Junior year is a great time to assess what you’ve done so far and begin making some decisions based on academics, networking, co-curricular activities, job shadowing, informational interviews, and the internships and jobs you’ve completed over the past couple of years while still a student in high school or college.

Junior year is also a time to create some options you may want to pursue after college. Are you thinking of going to graduate school right after college? Perhaps you plan on waiting a year until you’ve had some time to engage in additional career exploration and feel ready to commit the time, energy, and money it takes to be successful in graduate school. If thinking of graduate school immediately following graduation, it is recommended that you begin researching programs and prepare yourself to take the standardized tests required. You can take advantage of the summer prior to your senior year to research, study for tests, make a list of faculty and other individuals you will want to use as recommendations, and to check out the nature of the essay question that each program wants you to write about. Advanced planning is key to submitting an application you can be proud of and one that will portray you as a serious student who will be successful in the program.

Senior Year

As a senior you will definitely want to visit the Career Development Center at your college early on during fall semester. Working directly with a career counselor will help you to better understand the ways that the Career Center can help you be successful in your job or graduate school search. Learn about your college’s recruiting program and what you need to do to be able to access jobs posted at your college as well as prepare yourself for any recruiting that goes on both on and off campus.

By working with a career counselor you will ensure that your resume and cover letter are professional and appropriately targeted which will put you and ahead of competitors applying for the same positions. Learn ways in the application process that will help you stand out. Following up on your online applications whenever possible is a good idea as well as being diligent about sending out thank you notes to anyone you interview with or who agree to do an informational interview.
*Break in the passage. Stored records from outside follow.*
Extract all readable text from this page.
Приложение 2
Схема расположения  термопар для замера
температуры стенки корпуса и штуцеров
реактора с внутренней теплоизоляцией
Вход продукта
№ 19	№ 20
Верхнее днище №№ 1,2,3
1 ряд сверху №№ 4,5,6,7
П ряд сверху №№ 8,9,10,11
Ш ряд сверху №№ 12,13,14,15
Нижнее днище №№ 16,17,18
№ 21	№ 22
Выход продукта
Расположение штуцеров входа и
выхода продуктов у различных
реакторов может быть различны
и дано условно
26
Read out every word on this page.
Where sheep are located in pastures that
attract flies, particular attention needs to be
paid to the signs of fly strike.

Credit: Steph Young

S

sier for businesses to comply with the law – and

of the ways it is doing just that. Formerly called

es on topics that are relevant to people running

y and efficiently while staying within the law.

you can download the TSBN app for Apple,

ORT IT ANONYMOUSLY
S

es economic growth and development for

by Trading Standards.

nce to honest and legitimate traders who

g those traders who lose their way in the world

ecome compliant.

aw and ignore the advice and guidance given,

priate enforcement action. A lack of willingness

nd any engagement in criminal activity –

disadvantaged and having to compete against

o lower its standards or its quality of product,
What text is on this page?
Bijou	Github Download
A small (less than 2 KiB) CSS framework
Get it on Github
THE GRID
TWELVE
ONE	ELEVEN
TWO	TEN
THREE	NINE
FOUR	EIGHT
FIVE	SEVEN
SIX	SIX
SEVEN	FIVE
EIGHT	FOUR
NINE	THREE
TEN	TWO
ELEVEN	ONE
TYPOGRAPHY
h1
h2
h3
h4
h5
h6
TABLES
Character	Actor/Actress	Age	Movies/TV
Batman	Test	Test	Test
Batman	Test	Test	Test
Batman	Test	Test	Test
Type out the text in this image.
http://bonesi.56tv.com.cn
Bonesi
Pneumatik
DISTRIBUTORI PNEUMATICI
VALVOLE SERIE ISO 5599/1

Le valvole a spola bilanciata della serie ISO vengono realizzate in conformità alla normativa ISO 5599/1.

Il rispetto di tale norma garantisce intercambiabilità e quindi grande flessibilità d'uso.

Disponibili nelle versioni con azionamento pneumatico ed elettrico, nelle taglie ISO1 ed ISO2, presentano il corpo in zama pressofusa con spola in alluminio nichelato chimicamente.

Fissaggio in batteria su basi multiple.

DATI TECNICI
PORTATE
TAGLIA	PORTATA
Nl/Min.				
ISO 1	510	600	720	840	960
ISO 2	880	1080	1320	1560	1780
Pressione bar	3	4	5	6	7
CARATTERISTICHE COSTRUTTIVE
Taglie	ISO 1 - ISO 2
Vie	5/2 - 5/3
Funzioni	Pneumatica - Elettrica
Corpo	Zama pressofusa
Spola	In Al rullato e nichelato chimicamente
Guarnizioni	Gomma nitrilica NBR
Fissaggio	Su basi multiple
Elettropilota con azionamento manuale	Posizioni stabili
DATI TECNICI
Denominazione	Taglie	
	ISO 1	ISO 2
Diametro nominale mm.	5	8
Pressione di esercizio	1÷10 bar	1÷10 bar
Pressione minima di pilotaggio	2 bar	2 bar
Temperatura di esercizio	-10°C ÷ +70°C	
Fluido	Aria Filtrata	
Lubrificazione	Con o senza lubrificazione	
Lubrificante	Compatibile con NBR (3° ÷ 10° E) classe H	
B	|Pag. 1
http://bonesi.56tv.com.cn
Another way to take advantage of your college’s Career Development Center during your senior year is to schedule a mock interview with a career counselor. The best way to improve on your interviewing skills is to practice, practice, practice and there is no better way to practice for an interview than to do it outloud.

The best advice for seniors who are engaged in the job search process is to be sure to maintain a proactive approach whereby you are consistently networking, searching for jobs, and prospecting in order to keep your name out there. A sluggish economy can be challenging for anyone seeking a job but individuals who keep networking and applying for jobs are usually the ones that are most successful.